The Standard section will be created through the merger of the Second Section and the Jasdaq market, mainly for midsize companies, while the Mothers market for up-and-coming companies will be renamed the Growth section.
However, the reorganization has garnered criticism from some foreign investors who say the shakeup is unlikely to lead to significant changes as the majority of firms are moving from the former First Section to the Prime section.
“The goal of the restructuring was to clarify the theme of each trading tier and encourage the steady growth of businesses,” as opposed to whittling down the number of listed companies, Yamaji said.
To qualify to be on the Prime section, companies need to have at least 10 billion yen ($81.91 million) worth of floating shares, accounting for 35 percent or more of their outstanding shares in principle.
Those that failed to meet the benchmark, however, were able to submit a business plan demonstrating growth to meet the necessary standards.
As of Wednesday, a total of 1,839 firms, or around 84 percent, were slated to be placed on the highest trading tier out of the 2,177 now listed on the First Section.
As the bourse relies on foreign investors, Yamaji said it was paramount for Japanese businesses to engage with them by increasing English accessibility, noting that many firms could benefit by creating more English content for their websites and documents.

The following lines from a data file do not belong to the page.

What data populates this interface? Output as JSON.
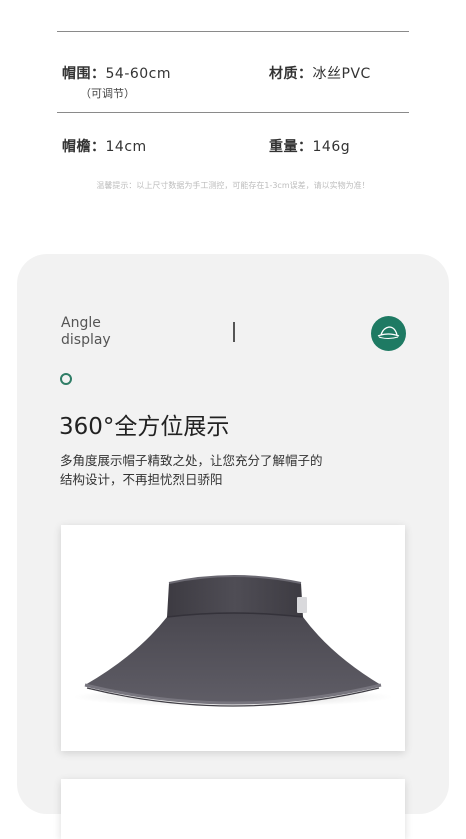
{
  "specs": {
    "circumference_label": "帽围：",
    "circumference_value": "54-60cm",
    "adjustable_note": "（可调节）",
    "material_label": "材质：",
    "material_value": "冰丝PVC",
    "brim_label": "帽檐：",
    "brim_value": "14cm",
    "weight_label": "重量：",
    "weight_value": "146g"
  },
  "tip": "温馨提示：以上尺寸数据为手工测控，可能存在1-3cm误差，请以实物为准！",
  "section": {
    "eyebrow_line1": "Angle",
    "eyebrow_line2": "display",
    "title": "360°全方位展示",
    "desc_line1": "多角度展示帽子精致之处，让您充分了解帽子的",
    "desc_line2": "结构设计，不再担忧烈日骄阳"
  },
  "colors": {
    "accent": "#1e7a63",
    "hat": "#56545d",
    "panel": "#f2f2f2"
  }
}
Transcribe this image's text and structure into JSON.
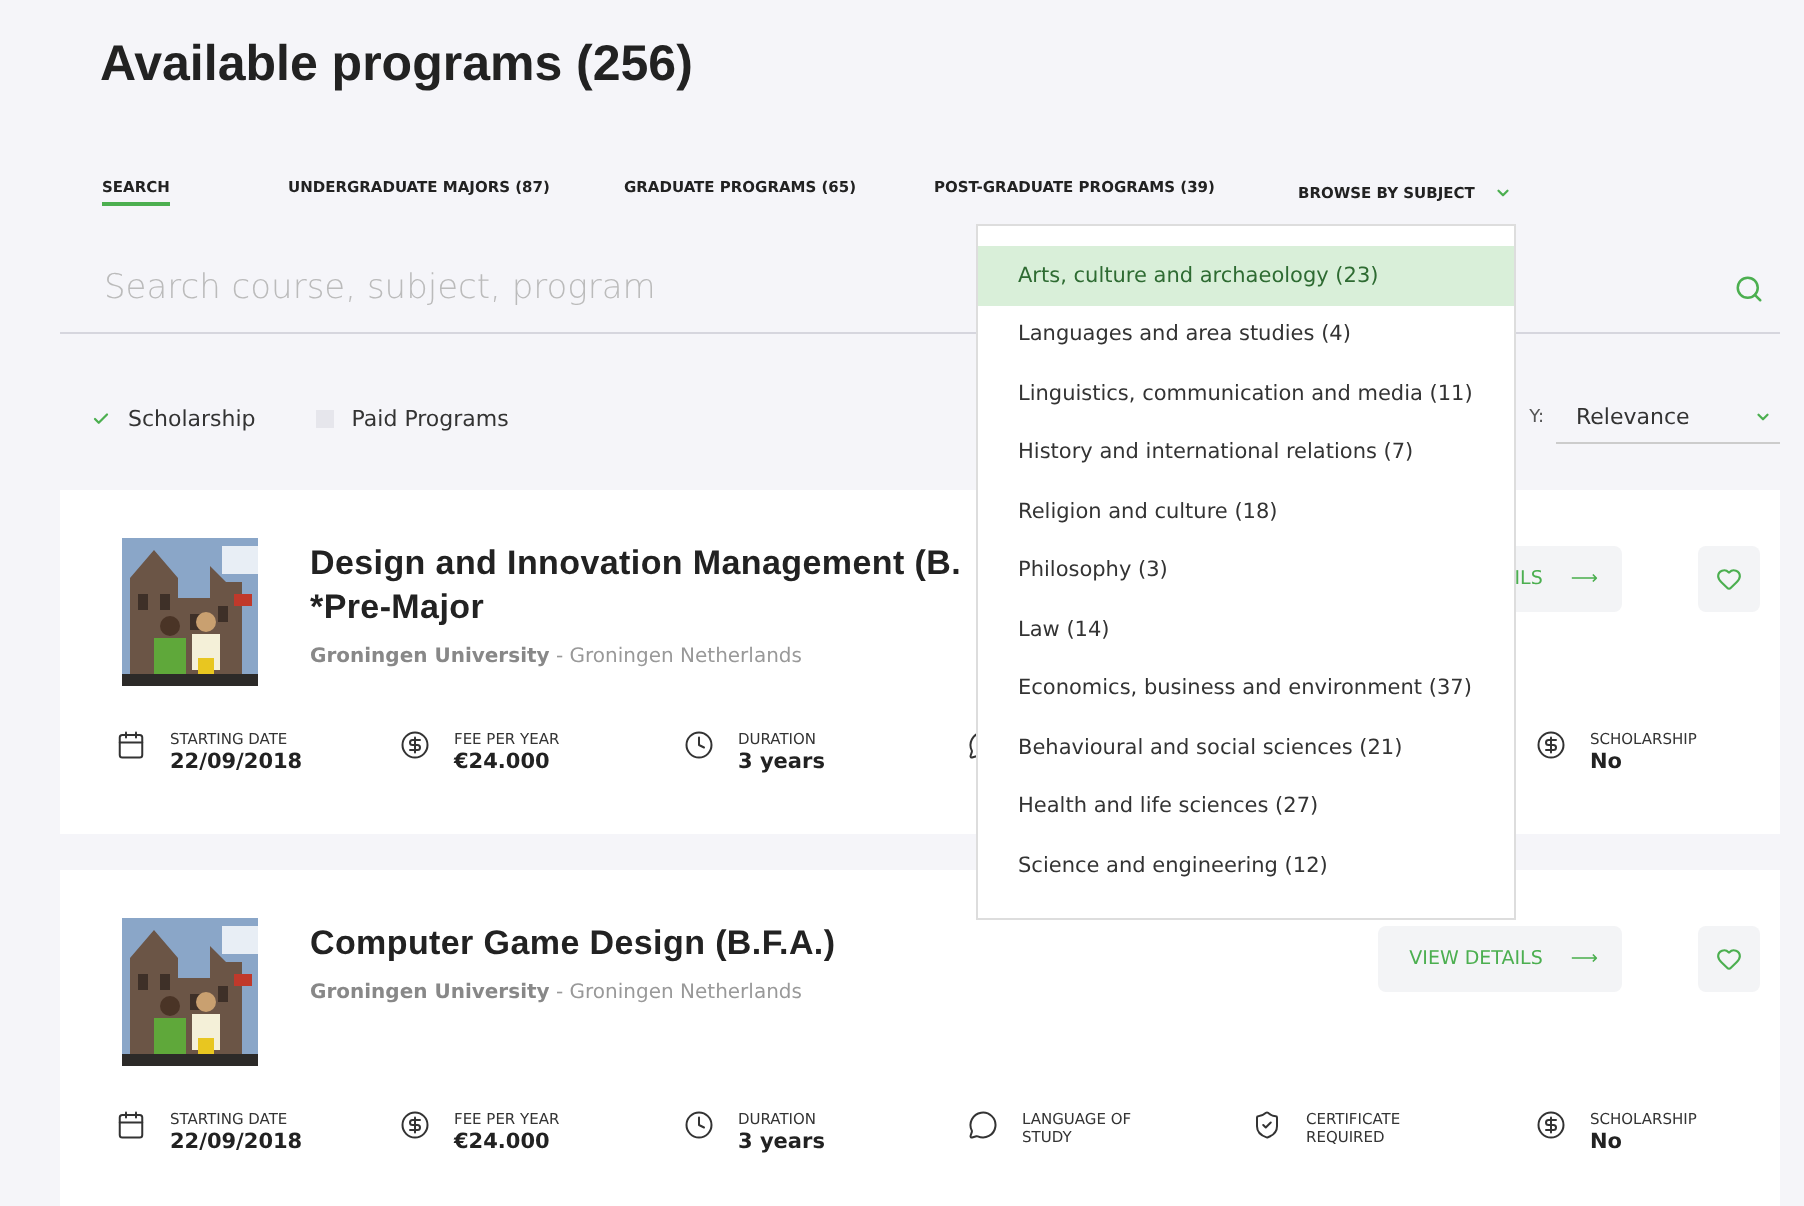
{
  "heading": "Available programs (256)",
  "tabs": [
    {
      "label": "SEARCH",
      "selected": true
    },
    {
      "label": "UNDERGRADUATE MAJORS (87)",
      "selected": false
    },
    {
      "label": "GRADUATE PROGRAMS (65)",
      "selected": false
    },
    {
      "label": "POST-GRADUATE PROGRAMS (39)",
      "selected": false
    },
    {
      "label": "BROWSE BY SUBJECT",
      "selected": false,
      "kind": "dropdown"
    }
  ],
  "search": {
    "placeholder": "Search course, subject, program"
  },
  "filters": [
    {
      "label": "Scholarship",
      "checked": true
    },
    {
      "label": "Paid Programs",
      "checked": false
    }
  ],
  "sort": {
    "label": "Y:",
    "value": "Relevance"
  },
  "subject_menu": [
    {
      "label": "Arts, culture and archaeology (23)",
      "selected": true
    },
    {
      "label": "Languages and area studies (4)",
      "selected": false
    },
    {
      "label": "Linguistics, communication and media (11)",
      "selected": false
    },
    {
      "label": "History and international relations (7)",
      "selected": false
    },
    {
      "label": "Religion and culture (18)",
      "selected": false
    },
    {
      "label": "Philosophy (3)",
      "selected": false
    },
    {
      "label": "Law (14)",
      "selected": false
    },
    {
      "label": "Economics, business and environment (37)",
      "selected": false
    },
    {
      "label": "Behavioural and social sciences (21)",
      "selected": false
    },
    {
      "label": "Health and life sciences (27)",
      "selected": false
    },
    {
      "label": "Science and engineering (12)",
      "selected": false
    }
  ],
  "programs": [
    {
      "title": "Design and Innovation Management (B.",
      "title_line_2": "*Pre-Major",
      "university": "Groningen University",
      "separator": "-",
      "location": "Groningen Netherlands",
      "button": "ILS",
      "arrow": "⟶",
      "details": [
        {
          "kind": "date",
          "label": "STARTING DATE",
          "value": "22/09/2018"
        },
        {
          "kind": "fee",
          "label": "FEE PER YEAR",
          "value": "€24.000"
        },
        {
          "kind": "duration",
          "label": "DURATION",
          "value": "3 years"
        },
        {
          "kind": "language"
        },
        {
          "kind": "scholarship",
          "label": "SCHOLARSHIP",
          "value": "No"
        }
      ]
    },
    {
      "title": "Computer Game Design (B.F.A.)",
      "university": "Groningen University",
      "separator": "-",
      "location": "Groningen Netherlands",
      "button": "VIEW DETAILS",
      "arrow": "⟶",
      "details": [
        {
          "kind": "date",
          "label": "STARTING DATE",
          "value": "22/09/2018"
        },
        {
          "kind": "fee",
          "label": "FEE PER YEAR",
          "value": "€24.000"
        },
        {
          "kind": "duration",
          "label": "DURATION",
          "value": "3 years"
        },
        {
          "kind": "language",
          "label": "LANGUAGE OF STUDY"
        },
        {
          "kind": "certificate",
          "label": "CERTIFICATE REQUIRED"
        },
        {
          "kind": "scholarship",
          "label": "SCHOLARSHIP",
          "value": "No"
        }
      ]
    }
  ]
}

Approximately 60 percent of the daily trading volume on the Tokyo spot markets is currently made up of foreign investors, who boast an even higher share of around 75 percent in the derivatives markets, according to the chief executive.
Japan as a market holds many favorable qualities compared with some of its Asian counterparts, such as being a democracy and the third-largest economy in the world, as well as having the Financial Services Agency, which is known for its stability, as a supervisory agency, he added.